While executing a loop in my 8086 assembly programs, there is a keyboard key press threshold where if you press a key too many times the PC speaker will start beeping. It's obnoxious, and it slows down my programs to a crawl since the cpu has to jump away from my program and spend half a second driving the speaker.
I didn't even know this issue existed until I started testing my programs on actual hardware a few months ago. This problem isn't an issue in DosBox, or even in Dos 6.22 installed inside DosBox. So it must be some low level hardware interrupt built into the PC BIOS, I don't know too much about this stuff.
It occurs on my 286 machine, and my Pentium mmx laptop regardless of the operating system.

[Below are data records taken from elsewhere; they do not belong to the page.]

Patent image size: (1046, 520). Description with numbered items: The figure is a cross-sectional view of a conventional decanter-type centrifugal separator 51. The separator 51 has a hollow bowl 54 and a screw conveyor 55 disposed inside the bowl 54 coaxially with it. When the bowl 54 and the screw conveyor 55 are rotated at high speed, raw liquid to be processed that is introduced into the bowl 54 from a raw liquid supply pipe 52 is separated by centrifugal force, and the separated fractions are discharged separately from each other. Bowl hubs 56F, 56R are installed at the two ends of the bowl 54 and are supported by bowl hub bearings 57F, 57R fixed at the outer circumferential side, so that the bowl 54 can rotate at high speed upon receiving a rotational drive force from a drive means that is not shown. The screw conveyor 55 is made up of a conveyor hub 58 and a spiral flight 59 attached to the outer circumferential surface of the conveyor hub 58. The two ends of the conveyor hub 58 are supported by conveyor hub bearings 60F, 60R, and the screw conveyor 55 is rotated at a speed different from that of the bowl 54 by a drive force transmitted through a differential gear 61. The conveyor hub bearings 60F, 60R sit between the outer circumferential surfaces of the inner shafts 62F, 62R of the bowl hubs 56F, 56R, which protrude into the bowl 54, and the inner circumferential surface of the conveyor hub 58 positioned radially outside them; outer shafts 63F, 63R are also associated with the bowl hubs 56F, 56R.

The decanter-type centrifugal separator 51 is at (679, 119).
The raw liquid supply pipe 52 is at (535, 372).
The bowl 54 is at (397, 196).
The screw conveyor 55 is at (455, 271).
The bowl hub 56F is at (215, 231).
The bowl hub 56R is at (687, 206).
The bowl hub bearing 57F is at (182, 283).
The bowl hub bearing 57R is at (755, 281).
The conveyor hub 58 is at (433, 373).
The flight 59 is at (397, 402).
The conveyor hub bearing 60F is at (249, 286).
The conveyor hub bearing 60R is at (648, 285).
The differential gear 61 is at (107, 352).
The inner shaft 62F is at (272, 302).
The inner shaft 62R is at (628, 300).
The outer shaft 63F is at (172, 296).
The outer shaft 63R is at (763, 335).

Even if it's just a dead loop, and i'm not even polling for keyboard input, the beep still happens if I press too many keys
I've tried wrapping just my input code inside cli & sti to hopefully mask my keyboard input from the system, but that doesn't really work. I collect a scancode only at a singular point in my program, so the rest of the time, interrupts are enabled. So the beeping can still occur the vast majority of the time.
There must be some hardware register that I can disable or something. I took a good long look through Boch's ports list (http://bochs.sourceforge.net/techspec/PORTS.LST) looking for something like that, but didn't see anything.
Maybe I could just turn the interrupt off? I imagine that a lot of assembly programmers must've encountered this problem, but Google really isn't helping me at all here.